Veteran Beastie Boys members Adam Horovitz, Adam Yauch and Mike Diamond are all respectably pushing their mid-40s. They’ve enjoyed more than 20 years of critical applause and commercial success over their flippant brand of Brooklyn-bred, punk rock-inspired hip-hop, and they’ve managed to properly deliver rapidly changing experimental styles with every handful of albums.
ALBUM: The Mix-Up
LABEL: Capitol Records
Deemed by some as a back-to-basics masterpiece and by others as a feeble and silly attempt at reliving their young-and-wild glory days, the last album “To The 5 Boroughs” at the very least succeeded in lowering the always-high expectations placed on them. Prior, it was presumed that each Beastie Boys drop would be a radical step onward for this ever-radical outfit. The album also proved that, while a shame, very few still wanted to hear their brand of fun, informative rap anymore, especially while various other thug-life rookies were busy using bullet wounds for bravado.
But whether audiences cared enough to experience them as an actual band obviously went unconsidered.

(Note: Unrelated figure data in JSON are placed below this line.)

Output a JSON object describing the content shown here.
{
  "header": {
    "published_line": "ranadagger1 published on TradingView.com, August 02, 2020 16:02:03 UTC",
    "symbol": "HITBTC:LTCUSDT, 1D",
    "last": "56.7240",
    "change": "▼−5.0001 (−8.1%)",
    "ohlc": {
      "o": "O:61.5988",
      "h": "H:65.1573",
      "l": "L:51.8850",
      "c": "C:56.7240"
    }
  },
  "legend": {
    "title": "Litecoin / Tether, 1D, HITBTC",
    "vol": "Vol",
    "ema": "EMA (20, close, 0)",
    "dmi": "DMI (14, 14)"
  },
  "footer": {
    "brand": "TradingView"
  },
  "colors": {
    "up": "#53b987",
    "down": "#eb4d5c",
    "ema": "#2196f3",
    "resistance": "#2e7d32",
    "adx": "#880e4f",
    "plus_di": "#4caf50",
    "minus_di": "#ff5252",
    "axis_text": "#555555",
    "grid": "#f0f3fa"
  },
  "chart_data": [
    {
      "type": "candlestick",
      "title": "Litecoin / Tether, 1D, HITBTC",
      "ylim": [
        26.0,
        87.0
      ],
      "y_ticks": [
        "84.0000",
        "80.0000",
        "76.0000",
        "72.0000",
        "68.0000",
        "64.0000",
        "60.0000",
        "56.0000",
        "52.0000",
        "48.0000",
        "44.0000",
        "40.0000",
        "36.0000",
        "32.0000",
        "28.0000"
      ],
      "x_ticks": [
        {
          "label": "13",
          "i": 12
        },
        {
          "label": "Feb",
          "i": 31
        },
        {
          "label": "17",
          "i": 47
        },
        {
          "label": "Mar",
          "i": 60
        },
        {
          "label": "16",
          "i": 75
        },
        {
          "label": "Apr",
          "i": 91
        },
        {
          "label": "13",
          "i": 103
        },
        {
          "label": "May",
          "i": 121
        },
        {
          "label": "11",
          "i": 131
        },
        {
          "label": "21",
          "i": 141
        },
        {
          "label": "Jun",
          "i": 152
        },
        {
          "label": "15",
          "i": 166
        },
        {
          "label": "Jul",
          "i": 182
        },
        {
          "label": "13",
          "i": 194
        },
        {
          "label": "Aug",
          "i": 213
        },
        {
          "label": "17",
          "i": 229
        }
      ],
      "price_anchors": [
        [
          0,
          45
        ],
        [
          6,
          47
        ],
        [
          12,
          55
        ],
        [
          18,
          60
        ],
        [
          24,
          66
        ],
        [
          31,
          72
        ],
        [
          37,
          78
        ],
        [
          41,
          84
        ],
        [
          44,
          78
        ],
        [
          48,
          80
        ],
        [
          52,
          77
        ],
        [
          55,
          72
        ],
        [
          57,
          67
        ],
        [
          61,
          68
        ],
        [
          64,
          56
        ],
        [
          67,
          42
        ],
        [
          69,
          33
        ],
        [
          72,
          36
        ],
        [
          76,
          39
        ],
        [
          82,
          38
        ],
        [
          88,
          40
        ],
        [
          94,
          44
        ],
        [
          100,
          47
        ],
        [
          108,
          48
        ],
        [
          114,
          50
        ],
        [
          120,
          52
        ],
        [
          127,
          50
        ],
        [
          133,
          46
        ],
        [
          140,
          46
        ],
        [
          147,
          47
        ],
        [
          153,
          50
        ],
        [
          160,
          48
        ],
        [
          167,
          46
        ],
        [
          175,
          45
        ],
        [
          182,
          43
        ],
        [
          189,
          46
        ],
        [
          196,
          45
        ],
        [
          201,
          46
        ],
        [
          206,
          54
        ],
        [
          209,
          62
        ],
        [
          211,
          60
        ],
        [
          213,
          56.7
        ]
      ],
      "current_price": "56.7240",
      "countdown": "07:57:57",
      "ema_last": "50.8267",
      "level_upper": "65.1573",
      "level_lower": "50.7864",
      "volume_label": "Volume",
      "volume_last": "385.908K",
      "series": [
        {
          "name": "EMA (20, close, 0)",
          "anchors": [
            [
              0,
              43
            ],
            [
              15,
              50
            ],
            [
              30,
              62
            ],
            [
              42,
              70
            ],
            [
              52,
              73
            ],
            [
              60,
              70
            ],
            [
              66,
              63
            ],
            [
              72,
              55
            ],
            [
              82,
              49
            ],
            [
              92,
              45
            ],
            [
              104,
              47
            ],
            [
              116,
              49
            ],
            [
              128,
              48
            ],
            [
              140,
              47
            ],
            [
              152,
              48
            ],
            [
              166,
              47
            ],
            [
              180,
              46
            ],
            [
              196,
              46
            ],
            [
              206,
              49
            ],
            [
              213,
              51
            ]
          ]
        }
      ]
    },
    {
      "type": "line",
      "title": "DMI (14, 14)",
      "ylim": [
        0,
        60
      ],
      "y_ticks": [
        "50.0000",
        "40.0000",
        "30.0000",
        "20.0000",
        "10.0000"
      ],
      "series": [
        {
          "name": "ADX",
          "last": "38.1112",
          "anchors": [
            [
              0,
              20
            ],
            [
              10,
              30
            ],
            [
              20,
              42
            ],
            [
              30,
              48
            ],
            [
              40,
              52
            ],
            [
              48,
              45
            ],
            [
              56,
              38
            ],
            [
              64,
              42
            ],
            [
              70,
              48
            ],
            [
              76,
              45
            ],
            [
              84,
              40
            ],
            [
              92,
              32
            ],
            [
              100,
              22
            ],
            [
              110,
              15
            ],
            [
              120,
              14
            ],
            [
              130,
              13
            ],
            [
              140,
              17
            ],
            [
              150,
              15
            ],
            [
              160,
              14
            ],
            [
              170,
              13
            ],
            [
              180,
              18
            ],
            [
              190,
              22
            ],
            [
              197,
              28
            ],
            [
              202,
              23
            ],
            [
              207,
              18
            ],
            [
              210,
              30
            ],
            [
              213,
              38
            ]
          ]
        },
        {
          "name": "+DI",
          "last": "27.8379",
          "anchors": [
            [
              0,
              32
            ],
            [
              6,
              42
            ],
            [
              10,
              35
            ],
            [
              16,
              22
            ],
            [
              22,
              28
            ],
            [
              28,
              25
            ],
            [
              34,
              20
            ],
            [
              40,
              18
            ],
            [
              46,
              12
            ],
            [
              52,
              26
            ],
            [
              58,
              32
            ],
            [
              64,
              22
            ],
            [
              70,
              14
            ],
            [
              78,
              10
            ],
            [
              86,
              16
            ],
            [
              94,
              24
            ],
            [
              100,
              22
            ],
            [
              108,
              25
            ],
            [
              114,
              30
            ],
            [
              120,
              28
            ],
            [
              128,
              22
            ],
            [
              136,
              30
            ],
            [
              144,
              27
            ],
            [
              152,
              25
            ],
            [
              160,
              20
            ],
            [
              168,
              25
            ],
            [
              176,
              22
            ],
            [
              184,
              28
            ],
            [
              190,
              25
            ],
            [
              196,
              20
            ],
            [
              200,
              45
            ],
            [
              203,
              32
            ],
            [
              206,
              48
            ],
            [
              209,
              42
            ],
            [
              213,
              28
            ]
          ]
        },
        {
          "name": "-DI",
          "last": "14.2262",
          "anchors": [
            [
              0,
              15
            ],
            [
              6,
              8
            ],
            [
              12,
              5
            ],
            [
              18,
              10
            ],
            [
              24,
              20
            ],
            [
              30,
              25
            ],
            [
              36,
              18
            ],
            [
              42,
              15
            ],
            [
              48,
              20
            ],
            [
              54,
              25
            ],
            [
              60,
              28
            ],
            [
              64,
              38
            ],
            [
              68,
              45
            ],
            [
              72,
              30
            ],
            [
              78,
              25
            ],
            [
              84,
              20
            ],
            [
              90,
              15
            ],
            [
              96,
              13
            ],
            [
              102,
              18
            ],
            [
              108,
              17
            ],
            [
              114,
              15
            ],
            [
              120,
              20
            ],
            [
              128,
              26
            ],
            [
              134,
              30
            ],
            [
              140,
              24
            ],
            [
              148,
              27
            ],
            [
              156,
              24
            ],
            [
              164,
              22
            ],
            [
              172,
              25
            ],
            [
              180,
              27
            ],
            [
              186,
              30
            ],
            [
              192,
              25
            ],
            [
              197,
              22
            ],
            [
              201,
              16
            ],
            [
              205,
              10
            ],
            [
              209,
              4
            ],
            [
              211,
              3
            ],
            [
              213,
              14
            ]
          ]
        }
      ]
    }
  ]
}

Sure, by this point, the Boys are entitled to do pretty much whatever they want, but perhaps releasing the all-instrumental “The Mix-Up” wasn’t the smartest of all possible next steps.
Here’s the concept: they’re simply muted and they have reunited with their instruments – Horovitz on guitar, Yauch on bass, Diamond on drums – to create a type of atmospheric acid-funk dub most fit to
roll joints to, and not much else.
Despite being seasoned with a thousand pow-bang 70s Blaxploitation soundtracks, swanky Eastern undertones and their familiarly fuzzy garage band rawness, “The Mix-Up” sounds like 12 semi-chic songs of extended warm-up jam sessions and maybe some potentially cool sampling material for what should have been another album of witty wordplay.
The mood is alluringly affable thanks to a slick fusion of groovy organ riffs, noodling guitars, looping basslines and sexy, systematic rhythms – the type of music that would flow nice and easy in the background on a lazy-hazy summer afternoon. Still, it’s just not very Beastie Boys. And still, it can’t be shaken that a rap group playing actual instruments is no longer the type of innovative novelty strong enough to provide as an album’s sole sustenance.
Ultimately – and somewhat unfortunately, since it seems what made them so special is no longer relevant to most – the Beastie Boys could have avoided such a forgettable musical approach if they simply threw a mic back into this meandering and often mundane mix-up.